Certaines approches tendent à considérer l'espace migratoire, non plus comme un espace bi-polaire structuré par des logiques de transferts et de rupture entre lieux de départ et d'arrivée, mais comme un espace réticulaire, c'est à dire une organisation spatiale de type multiscalaire que des déplacements structurent en réseaux de lieux et de liens. Le système de déplacement de la population tisse la trame d'un espace élargi à l'échelle de deux ou plusieurs localités, régions ou pays, où le lien entre pôles de départ et d'arrivée est maintenu. Ces perspectives reconnaissent ainsi l'existence d'un dispositif socio-spatial complexe, où il est important de ne pas dissocier les lieux de départs et les lieux d'installation ou de réinstallation. Dès lors, l'espace n'est plus traversé par des « migrations » mais plutôt par des mobilités circulatoires dont l'intensité, les rythmes, les fréquences peuvent prendre des formes multiples selon les configurations géographiques et conjoncturelles (Cortes, 1998). Ces systèmes de mobilité, fortement marqués par des déplacements successifs et alternants entre plusieurs lieux (allers et retours), sont à relier avec l'existence de pratiques multi-résidentielles, dont l'intensité échappe nécessairement aux méthodes traditionnelles de mesure de la migration.

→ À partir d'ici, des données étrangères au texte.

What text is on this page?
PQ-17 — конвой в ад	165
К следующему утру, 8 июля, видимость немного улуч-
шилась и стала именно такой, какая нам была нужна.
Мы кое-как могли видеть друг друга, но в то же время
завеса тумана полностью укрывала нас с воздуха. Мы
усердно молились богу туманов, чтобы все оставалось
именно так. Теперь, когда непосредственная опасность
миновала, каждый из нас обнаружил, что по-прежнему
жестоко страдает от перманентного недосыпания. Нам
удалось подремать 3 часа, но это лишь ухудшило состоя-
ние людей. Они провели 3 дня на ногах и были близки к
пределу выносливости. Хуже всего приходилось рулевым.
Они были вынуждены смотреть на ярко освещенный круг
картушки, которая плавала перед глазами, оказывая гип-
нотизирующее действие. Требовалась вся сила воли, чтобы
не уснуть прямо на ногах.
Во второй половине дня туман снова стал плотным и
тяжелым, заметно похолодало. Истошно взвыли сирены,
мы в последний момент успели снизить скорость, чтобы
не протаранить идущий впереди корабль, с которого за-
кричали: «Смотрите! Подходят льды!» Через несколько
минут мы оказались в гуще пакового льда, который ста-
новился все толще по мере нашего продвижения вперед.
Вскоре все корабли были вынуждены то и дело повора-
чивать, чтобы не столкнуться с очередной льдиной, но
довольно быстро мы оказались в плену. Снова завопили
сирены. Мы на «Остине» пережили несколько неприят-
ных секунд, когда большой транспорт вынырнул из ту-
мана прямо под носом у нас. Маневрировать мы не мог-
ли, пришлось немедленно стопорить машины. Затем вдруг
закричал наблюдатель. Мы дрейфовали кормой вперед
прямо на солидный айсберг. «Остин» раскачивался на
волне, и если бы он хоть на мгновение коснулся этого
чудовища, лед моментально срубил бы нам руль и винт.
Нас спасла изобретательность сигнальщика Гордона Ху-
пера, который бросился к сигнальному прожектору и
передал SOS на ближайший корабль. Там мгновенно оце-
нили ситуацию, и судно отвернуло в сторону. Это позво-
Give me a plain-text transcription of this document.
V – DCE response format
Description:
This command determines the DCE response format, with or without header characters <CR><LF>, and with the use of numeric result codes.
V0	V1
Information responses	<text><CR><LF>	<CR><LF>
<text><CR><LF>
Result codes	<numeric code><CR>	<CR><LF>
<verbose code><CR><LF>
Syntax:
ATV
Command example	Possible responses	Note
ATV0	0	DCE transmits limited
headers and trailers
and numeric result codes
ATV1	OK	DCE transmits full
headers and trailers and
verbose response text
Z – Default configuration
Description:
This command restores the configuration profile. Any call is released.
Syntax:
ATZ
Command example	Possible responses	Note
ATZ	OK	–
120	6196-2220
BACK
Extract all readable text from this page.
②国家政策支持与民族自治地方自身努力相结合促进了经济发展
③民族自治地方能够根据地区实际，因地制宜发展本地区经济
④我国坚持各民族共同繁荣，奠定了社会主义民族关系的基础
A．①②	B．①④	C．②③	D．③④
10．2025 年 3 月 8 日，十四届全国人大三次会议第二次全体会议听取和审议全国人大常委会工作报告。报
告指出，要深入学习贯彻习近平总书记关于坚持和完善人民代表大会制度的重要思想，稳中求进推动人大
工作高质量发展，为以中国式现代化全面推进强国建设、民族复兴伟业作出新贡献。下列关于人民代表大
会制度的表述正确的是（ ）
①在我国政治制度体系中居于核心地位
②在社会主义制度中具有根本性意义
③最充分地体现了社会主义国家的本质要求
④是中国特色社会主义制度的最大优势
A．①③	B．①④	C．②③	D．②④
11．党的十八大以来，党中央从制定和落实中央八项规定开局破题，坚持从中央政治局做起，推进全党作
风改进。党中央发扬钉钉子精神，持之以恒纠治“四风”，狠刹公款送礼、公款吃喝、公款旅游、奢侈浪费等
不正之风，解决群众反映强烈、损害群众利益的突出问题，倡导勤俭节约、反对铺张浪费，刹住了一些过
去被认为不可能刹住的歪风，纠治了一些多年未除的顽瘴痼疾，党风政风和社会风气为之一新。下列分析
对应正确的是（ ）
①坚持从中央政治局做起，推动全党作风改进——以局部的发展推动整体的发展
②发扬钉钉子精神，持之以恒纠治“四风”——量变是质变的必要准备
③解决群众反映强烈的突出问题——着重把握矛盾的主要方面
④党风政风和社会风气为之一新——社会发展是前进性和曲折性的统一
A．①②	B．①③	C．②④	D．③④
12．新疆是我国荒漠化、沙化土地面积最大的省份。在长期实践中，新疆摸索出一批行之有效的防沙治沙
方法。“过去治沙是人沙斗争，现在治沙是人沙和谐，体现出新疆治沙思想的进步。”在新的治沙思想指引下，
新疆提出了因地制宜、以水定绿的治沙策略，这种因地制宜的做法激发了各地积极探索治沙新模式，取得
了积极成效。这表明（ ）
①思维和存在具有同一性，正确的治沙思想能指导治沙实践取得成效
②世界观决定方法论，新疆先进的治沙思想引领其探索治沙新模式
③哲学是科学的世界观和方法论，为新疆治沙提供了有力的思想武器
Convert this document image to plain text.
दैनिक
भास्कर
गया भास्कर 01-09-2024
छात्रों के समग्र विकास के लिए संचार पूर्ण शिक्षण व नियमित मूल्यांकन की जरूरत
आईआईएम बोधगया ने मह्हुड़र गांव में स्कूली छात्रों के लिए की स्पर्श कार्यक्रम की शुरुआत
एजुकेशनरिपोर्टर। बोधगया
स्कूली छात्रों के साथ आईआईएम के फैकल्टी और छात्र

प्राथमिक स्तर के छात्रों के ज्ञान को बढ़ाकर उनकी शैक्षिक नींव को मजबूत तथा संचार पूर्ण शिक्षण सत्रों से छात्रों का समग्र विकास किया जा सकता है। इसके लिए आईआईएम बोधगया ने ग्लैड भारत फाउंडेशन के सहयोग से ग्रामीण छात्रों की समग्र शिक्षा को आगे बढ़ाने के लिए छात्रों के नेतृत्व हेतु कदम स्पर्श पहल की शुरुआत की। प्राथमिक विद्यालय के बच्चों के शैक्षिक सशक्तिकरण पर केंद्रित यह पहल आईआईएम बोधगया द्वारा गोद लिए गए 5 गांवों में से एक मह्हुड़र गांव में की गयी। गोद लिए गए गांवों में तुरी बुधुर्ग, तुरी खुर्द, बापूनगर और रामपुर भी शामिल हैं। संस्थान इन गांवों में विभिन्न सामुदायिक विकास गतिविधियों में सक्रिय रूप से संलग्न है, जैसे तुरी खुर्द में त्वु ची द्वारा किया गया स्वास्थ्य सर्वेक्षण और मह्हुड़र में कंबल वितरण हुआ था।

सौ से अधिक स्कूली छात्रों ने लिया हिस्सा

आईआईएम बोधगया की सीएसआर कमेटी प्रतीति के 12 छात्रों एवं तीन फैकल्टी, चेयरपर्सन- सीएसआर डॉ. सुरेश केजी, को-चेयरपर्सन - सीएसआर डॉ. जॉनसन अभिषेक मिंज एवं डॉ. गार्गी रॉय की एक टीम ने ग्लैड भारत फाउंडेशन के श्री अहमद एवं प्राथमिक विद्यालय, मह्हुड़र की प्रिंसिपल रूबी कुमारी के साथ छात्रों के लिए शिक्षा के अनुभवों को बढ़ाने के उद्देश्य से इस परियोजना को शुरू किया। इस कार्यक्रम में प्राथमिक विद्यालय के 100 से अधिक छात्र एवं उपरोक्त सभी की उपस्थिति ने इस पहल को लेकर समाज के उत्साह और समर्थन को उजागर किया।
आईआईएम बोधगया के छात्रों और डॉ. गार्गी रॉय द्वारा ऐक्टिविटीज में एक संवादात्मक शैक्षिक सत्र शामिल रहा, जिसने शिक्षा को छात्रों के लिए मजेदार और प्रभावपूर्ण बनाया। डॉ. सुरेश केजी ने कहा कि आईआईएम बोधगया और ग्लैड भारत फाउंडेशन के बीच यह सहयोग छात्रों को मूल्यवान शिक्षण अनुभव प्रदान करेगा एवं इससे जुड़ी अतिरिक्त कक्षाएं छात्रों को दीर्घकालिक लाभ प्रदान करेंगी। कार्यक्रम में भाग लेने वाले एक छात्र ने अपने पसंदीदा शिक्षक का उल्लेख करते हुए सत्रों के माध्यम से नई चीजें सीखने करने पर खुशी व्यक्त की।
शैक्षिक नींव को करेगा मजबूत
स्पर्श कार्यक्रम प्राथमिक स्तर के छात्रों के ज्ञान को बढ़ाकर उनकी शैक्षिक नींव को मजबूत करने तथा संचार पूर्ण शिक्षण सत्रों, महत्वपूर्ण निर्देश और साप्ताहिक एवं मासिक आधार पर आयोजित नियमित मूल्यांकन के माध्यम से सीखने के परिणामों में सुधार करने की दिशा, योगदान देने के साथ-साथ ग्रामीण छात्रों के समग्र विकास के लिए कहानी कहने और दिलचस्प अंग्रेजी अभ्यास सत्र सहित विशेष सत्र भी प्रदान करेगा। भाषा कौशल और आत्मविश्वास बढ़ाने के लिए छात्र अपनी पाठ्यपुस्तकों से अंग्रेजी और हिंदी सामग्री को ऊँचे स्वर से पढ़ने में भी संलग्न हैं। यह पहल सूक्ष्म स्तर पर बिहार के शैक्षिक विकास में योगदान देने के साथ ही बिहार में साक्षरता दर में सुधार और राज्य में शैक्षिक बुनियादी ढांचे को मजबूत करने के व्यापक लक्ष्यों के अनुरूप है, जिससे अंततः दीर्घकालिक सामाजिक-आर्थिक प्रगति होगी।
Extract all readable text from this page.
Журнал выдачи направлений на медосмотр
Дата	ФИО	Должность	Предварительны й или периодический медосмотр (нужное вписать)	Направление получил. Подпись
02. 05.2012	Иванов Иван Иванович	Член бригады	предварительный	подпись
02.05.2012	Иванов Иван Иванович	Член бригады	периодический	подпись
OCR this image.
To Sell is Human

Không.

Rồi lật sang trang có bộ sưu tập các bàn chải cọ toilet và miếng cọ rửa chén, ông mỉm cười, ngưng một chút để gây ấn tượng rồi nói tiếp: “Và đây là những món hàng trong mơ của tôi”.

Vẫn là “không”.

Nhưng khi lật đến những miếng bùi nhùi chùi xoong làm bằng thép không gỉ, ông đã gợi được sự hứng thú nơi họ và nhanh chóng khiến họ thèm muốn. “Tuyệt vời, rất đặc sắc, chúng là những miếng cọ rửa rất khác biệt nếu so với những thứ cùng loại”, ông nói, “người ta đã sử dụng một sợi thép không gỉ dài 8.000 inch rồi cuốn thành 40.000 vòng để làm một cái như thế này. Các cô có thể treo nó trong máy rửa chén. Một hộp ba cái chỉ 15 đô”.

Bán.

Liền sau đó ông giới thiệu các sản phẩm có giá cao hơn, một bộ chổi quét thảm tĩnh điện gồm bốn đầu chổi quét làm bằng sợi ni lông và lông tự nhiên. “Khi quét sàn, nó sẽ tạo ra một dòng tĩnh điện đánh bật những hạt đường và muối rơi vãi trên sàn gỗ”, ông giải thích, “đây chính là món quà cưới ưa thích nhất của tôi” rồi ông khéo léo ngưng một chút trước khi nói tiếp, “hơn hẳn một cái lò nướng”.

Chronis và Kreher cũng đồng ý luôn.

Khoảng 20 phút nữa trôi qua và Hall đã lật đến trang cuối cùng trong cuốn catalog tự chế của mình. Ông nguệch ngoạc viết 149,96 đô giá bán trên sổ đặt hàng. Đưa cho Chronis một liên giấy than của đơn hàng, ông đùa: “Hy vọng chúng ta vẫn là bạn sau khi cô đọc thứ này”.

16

Relativement peu nombreux sont en Bolivie les travaux qui rendent compte de ces formes de mobilités spatiales en milieu rural, dont les modalités restent complexes à analyser. Pourtant, dès les années 1980, certaines études mettaient déjà en évidence la notion de « ménages confédérés » à propos des foyers ruraux de Cochabamba qui, dans une logique familiale de dispersion et de diversification des activités, combinaient migrations internes et internationales (Anderson, 1981 ; Dandier et al. 1983). Dans cette même région, et à partir d'une comparaison entre migrations à l'étranger et migrations vers le Chaparé, nos travaux ont montré la permanence de ces logiques de circulation qui, même si elles prennent des configurations différenciées selon l'étage écologique, concernent tout autant les paysanneries traditionnelles d'altitude que celles, plus urbanisées et métissées, des fonds de vallées (Cortes, 1998,2000).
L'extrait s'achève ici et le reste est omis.